NASA awards research grants to nine New Hampshire projects
Six Granite State companies win funding in latest SBIR/STTR round

Two of the Small Business Innovation Research and Small Business Technology Transfer grants awarded by NASA to New Hampshire firms will focus on exploration missions on the planet Venus.
Developing a nuclear power generator to support manned missions to Mars.
A balloon drone system that could be used to analyze the atmosphere and surface of Venus.
An infrared camera that could help the next-generation space telescope observe the glow of the early universe.
These are just some of the cutting-edge technologies that New Hampshire companies are developing and that NASA will be helping to fund.
Every year, NASA invests in hundreds of such projects through the Small Business Innovation Research (SBIR) and Small Business Technology Transfer (STTR) programs. This year, it is spending $57 million to fund 365 projects being developed by 289 businesses, including nine in New Hampshire.
The exact amount of this year’s contracts hasn’t been disclosed yet, but a summary of what is being funded has – and it’s enough to get any space nerd’s pulse racing.
Creare, the Hanover-based research and development firm, which has been winning federal contracts since 1961, won six of the grants, including of its drone-based sonic instrument for Venus balloon missions. The balloons, which could float in the Venetian atmosphere can serve as a base for the exploratory drones, which in turn can act as a ballast for the balloon.
Creare also has a proposal using nuclear energy to power spaceships, though its heat conversion system can also be used for concentrating solar radiation.

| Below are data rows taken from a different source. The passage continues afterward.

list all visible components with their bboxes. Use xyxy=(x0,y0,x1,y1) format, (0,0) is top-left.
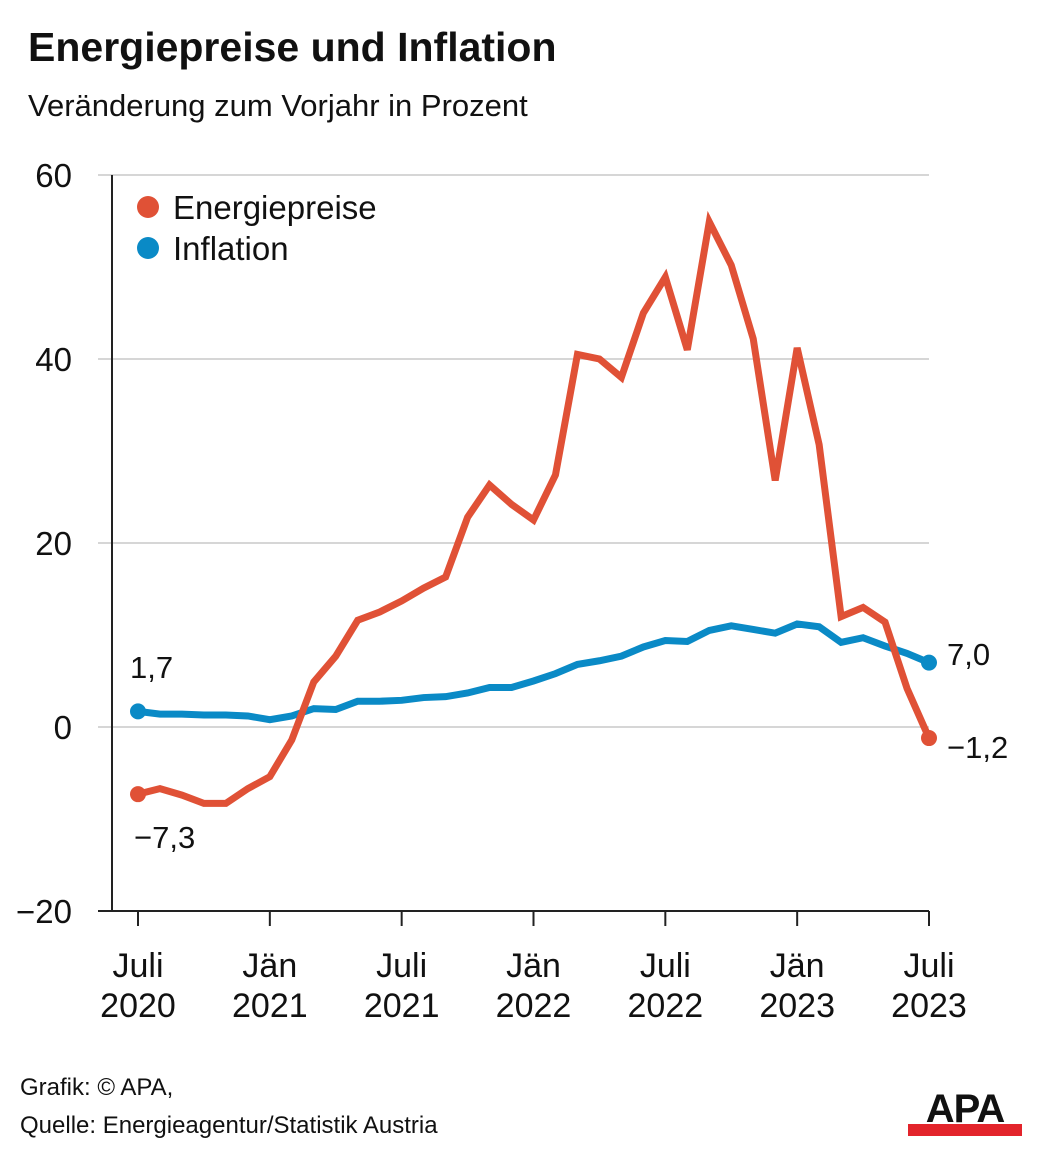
x-tick-label: Juli xyxy=(903,947,954,985)
start-point xyxy=(130,786,146,803)
chart-title: Energiepreise und Inflation xyxy=(28,24,557,70)
y-tick-label: −20 xyxy=(16,893,72,930)
y-tick-label: 40 xyxy=(35,341,72,378)
series-line-energiepreise xyxy=(137,210,933,807)
x-tick-label: Jän xyxy=(242,947,297,985)
legend-label: Energiepreise xyxy=(173,189,377,226)
y-tick-label: 60 xyxy=(35,157,72,194)
end-point xyxy=(921,654,937,671)
x-tick-label: Juli xyxy=(640,947,691,985)
legend-marker xyxy=(137,196,159,218)
data-label: −7,3 xyxy=(134,820,195,855)
x-tick-label: 2021 xyxy=(364,987,440,1025)
x-tick-label: Jän xyxy=(770,947,825,985)
chart-subtitle: Veränderung zum Vorjahr in Prozent xyxy=(28,88,528,123)
x-tick-label: 2023 xyxy=(891,987,967,1025)
line-chart: 6040200−20Juli2020Jän2021Juli2021Jän2022… xyxy=(16,157,1008,1025)
x-tick-label: Juli xyxy=(376,947,427,985)
x-tick-label: 2022 xyxy=(628,987,704,1025)
x-tick-label: 2021 xyxy=(232,987,308,1025)
y-tick-label: 0 xyxy=(54,709,72,746)
x-tick-label: 2022 xyxy=(496,987,572,1025)
data-label: −1,2 xyxy=(947,730,1008,765)
series-line-inflation xyxy=(137,620,931,724)
data-label: 7,0 xyxy=(947,637,990,672)
end-point xyxy=(921,730,937,747)
x-tick-label: Jän xyxy=(506,947,561,985)
credit-text: Grafik: © APA, xyxy=(20,1074,174,1101)
legend-label: Inflation xyxy=(173,230,289,267)
apa-logo: APA xyxy=(908,1088,1022,1136)
x-tick-label: 2023 xyxy=(759,987,835,1025)
y-tick-label: 20 xyxy=(35,525,72,562)
legend-marker xyxy=(137,237,159,259)
data-label: 1,7 xyxy=(130,650,173,685)
svg-text:APA: APA xyxy=(926,1088,1005,1131)
x-tick-label: Juli xyxy=(112,947,163,985)
source-text: Quelle: Energieagentur/Statistik Austria xyxy=(20,1112,438,1139)
x-tick-label: 2020 xyxy=(100,987,176,1025)
start-point xyxy=(130,703,146,720)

It is also working on high-performance recuperators for low-temperature Turbo-Brayton cryocoolers. What is that, you ask? It’s to help provide the extreme low temperatures needed for some of the components of some space telescopes, like the Lynx, the Origin Space Telescope, and the Superconducting Gravity Gradiometer, to explore such things as the earliest black holes and early galactic evolution.
Creare also is developing a miniature vacuum pump to help analyze the atmosphere of Venus and other planets and on improving the feedwater supply bladder, designed to help improve the cooling system in a space suit.
RAPA Technologies LLC, a firm in Meriden is also working on a spacesuit bladder with a design that it says will be able to deal with high pressures without tearing. It will be flexible but with the “strength and convenience of a rigid tank.”
Brayton Energy in Hampton is the other firm looking at heat exchanges for nuclear space propulsion, though its technology it could also be used as a stationary power source for a planetary or lunar base set up on a planet once the vehicle lands.
And QmagiQ, a Nashua firm, is developing an infrared camera that captures a broad range of images for the next Spitzer Space telescope. But QmagiQ’s camera could also be used on earth to analyze forests and vegetation, find gas leaks, and even for missile detection.